= Nancy Conz =

American long-distance runner

Nancy Conz (May 1, 1957 in Southampton, Massachusetts – February 8, 2017 in Southampton) was an American long-distance runner and "pioneer" marathoner.

== Early life ==
Conz grew up in Southampton, Massachusetts. In 1975, Conz graduated from Hampshire Regional High School in Massachusetts.

== Career ==
Conz held four American long-distance running records set in the early 1980s. Three of those records: 15,000 meters, 10 miles and the one hour run, were set in one track race at the University of Massachusetts in Amherst, Massachusetts on June 25, 1981, but these three all were broken by Molly Huddle in a 1 November 2020 event.

In 1980, Conz won her first attempt at the marathon in the Five College Marathon in South Hadley, Massachusetts. This was a qualifier for the marathon in London, England.
In August 1980, Conz ran her first international race and won second place at the Avon International Marathon for Women in London, England. Conz wore bib number 184. Conz finished in 2:36:02, and it was also the #2 time in the world that year. She returned the following year to win Avon, this time in Ottawa, beating her friend and future, winning the first ever women's Olympic gold medalist in the marathon, Joan Benoit. She also won Freihofer's Run for Women that same year.
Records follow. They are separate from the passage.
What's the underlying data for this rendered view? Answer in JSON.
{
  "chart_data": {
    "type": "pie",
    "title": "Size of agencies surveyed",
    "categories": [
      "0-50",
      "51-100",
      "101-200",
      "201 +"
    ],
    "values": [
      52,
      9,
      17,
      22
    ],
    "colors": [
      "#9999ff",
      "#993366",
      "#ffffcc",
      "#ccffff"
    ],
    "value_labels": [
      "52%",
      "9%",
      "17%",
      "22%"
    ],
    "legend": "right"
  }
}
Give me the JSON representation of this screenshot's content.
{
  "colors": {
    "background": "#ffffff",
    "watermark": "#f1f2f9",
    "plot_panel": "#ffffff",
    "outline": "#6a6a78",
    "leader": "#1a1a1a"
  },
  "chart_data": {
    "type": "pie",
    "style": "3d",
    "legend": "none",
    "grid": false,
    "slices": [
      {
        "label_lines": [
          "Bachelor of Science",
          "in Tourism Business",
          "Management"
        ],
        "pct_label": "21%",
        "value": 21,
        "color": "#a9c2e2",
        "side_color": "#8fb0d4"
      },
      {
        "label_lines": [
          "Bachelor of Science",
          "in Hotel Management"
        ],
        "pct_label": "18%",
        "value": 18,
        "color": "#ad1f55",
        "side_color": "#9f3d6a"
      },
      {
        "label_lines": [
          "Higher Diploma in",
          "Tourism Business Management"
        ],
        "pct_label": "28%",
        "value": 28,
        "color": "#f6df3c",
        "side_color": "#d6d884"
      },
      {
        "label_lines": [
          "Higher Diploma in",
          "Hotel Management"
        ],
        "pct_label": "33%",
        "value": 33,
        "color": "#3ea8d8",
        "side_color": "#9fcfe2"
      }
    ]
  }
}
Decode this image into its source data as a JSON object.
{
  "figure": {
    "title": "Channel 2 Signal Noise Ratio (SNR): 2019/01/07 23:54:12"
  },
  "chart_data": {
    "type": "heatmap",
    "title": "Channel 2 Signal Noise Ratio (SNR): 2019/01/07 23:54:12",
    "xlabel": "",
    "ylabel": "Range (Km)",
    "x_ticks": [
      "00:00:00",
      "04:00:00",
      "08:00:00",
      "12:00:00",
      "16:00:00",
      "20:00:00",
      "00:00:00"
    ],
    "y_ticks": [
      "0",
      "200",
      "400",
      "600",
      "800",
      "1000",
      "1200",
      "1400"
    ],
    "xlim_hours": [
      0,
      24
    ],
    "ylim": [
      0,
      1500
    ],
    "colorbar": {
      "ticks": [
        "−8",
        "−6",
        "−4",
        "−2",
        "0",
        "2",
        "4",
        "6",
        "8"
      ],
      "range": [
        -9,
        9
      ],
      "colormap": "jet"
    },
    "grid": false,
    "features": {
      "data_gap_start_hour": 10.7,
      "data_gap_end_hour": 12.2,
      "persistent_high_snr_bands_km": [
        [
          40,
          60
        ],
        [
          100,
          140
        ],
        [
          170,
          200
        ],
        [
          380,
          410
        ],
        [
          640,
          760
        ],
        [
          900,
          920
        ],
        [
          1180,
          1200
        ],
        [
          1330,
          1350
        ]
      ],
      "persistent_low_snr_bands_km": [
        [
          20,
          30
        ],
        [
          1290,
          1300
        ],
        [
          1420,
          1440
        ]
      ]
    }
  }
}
In 1982, she won the Chicago Marathon with a personal best of 2:33:22.

Nancy was a great runner. She came onto the scene rather quickly, and climbed quickly as well. She was a real tenacious runner. She gave it everything she had. She beat me several times when we went head to head. She was tenacious and worked very hard.
— Joan Benoit Samuelson

Conz was self-coached, her only previous coaching came from her days at Hampshire Regional High School.

== Personal life ==
In 1979, Conz married Paul Conz, a former blues drummer. They have two children, Derek Conz and Jarryd Conz.

On February 8, 2017, Conz died in Southampton, Massachusetts, after a near 20-year battle with adenoid cystic carcinoma, at the age of 59.